If these moderately conserved glycans are viewed as masks for the Env protein surface, then these carbohydrate side chains can be grouped as protecting specific structures (
Fig. 5). The glycans at positions 262, 332, 442, and 446/448 are all placed such that they could occlude the surface of the three-stranded β-sheet β12/13/22. The glycans at positions 276 and 386 are positioned to protect the protein surface around the CD4 binding site. Similarly, a group of glycans (positions 88, 230, 234, and 241) in the region where gp120 and gp41 are thought to interact (
105,
106) could represent a distinct domain where glycans are occluding putative neutralization epitopes. The glycan at position 337/339 sits on the α2 helix. The single glycans on loop C (position 289) and loop E (position 356/358) could similarly occlude specific epitopes in these loops. Finally, the newly described four-stranded β-sheet that provides a scaffold for the V1 and V2 surface loops is covered with four glycans (positions 130, 156, 160, and 197) (
74).
Given that these glycosylation sites are variably present, we asked what the mean occupancy of these sites was collectively among the transmitted viruses. As can be seen by the results in
Figure 5, 93% of the transmitted viruses are missing a glycan associated with at least one of these structures, and 74% have at least one glycan missing from two or more separate structures.

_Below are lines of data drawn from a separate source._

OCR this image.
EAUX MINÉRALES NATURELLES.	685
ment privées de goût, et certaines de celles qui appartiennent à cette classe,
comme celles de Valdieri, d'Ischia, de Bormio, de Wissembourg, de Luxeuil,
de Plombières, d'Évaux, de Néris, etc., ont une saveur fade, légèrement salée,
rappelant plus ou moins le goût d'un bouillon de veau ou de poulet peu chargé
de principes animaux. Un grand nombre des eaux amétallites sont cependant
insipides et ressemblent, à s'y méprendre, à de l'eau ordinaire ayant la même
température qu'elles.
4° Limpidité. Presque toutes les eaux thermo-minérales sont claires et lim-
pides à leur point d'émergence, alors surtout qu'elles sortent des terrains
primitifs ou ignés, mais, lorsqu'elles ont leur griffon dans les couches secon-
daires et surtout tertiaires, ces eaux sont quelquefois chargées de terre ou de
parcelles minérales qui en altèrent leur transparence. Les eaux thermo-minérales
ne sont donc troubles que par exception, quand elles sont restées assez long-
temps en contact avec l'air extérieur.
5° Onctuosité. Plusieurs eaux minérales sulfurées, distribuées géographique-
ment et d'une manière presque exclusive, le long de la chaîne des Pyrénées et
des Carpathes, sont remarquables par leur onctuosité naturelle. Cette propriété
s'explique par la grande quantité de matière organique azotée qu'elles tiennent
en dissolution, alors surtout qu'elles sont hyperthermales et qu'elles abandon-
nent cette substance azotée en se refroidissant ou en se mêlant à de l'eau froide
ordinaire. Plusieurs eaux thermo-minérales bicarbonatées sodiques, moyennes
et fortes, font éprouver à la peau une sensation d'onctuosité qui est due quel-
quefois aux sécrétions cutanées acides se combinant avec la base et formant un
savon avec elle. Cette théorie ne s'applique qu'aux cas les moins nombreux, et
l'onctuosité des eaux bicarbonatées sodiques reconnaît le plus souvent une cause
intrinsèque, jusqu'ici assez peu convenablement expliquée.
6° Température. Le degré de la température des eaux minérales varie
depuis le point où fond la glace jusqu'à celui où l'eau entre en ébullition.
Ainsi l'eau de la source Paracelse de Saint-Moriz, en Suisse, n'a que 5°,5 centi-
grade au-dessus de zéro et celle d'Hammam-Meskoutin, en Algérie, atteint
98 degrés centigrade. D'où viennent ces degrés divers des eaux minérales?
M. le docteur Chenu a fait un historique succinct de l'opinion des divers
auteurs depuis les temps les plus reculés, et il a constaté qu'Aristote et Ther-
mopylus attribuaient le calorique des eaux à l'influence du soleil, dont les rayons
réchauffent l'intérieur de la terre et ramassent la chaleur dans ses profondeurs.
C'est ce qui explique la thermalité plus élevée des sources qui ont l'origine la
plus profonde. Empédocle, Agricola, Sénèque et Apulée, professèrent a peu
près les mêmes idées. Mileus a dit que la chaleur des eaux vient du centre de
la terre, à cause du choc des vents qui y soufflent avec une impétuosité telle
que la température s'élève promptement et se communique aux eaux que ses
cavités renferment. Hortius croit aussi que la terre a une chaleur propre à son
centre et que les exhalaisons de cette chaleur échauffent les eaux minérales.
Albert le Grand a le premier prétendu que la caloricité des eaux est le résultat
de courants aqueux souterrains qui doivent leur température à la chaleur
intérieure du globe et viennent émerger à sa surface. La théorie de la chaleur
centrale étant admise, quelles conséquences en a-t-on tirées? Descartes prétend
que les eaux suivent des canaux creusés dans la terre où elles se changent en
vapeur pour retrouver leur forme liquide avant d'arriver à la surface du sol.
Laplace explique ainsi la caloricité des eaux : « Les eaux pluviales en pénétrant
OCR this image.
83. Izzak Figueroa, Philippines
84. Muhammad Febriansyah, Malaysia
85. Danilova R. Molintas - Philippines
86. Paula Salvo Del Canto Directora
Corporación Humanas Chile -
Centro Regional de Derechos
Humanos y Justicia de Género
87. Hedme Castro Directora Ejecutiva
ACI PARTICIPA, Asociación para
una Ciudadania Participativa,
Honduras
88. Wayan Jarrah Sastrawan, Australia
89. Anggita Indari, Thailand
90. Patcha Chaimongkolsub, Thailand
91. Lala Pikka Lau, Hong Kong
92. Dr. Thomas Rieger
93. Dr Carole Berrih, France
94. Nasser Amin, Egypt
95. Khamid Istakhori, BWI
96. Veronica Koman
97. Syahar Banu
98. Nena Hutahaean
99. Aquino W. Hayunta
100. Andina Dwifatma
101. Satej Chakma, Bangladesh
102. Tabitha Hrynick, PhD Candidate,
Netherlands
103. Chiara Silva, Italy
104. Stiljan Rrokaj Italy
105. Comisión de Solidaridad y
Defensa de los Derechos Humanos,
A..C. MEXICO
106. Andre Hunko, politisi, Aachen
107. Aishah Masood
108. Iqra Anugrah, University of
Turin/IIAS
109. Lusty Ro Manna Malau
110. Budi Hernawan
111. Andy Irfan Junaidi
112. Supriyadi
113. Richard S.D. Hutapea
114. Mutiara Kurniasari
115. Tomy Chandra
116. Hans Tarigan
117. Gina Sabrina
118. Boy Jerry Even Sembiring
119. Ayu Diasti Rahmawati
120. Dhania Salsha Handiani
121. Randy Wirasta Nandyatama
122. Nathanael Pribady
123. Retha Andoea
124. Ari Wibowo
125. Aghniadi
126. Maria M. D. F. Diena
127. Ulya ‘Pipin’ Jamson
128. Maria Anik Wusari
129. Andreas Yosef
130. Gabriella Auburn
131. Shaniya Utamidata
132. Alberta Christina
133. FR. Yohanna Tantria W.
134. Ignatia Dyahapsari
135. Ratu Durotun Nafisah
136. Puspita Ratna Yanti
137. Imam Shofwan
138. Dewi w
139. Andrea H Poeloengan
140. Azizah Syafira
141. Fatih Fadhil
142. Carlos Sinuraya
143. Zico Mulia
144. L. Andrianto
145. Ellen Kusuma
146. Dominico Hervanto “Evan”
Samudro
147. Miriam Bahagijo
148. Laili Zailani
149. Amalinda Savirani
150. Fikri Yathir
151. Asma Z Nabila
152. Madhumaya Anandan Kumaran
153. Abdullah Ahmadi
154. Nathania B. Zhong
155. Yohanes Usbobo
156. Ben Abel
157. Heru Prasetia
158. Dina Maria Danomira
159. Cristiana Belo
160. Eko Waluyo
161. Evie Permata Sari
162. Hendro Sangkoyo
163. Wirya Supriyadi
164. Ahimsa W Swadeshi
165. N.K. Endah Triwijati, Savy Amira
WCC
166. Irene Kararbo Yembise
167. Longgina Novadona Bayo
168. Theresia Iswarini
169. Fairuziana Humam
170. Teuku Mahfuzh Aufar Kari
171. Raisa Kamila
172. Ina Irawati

If these moderately conserved glycosylation sites protect epitopes that can be recognized by the host, then the absence of some of these glycosylation sites in most isolates should make the virus sensitive to antibodies targeted to these surface structures of Env. In much the same way that the virus toggles between cytotoxic T lymphocyte epitope escape mutations and reversion to wild-type sequence (
107–109), the virus may also toggle between exposing an otherwise carbohydrate-occluded epitope in the absence of the selective pressure of neutralizing antibodies to that site in a specific host and retaining (or evolving anew) the glycosylation site when there is a host response to that protein surface epitope. A vaccine approach that was able to elicit a response to these surface structures could represent a combinatorial approach to neutralizing a large majority of transmitted viruses, targeting the differing subsets of structures exposed on different viruses, an approach that is already being explored for the CD4 binding site (
110). This strategy would take advantage of the variable presence of these glycosylation sites in the conserved domains of Env among the entire viral population, an advantage that is enhanced by the further reduction in glycosylation of the transmitted virus.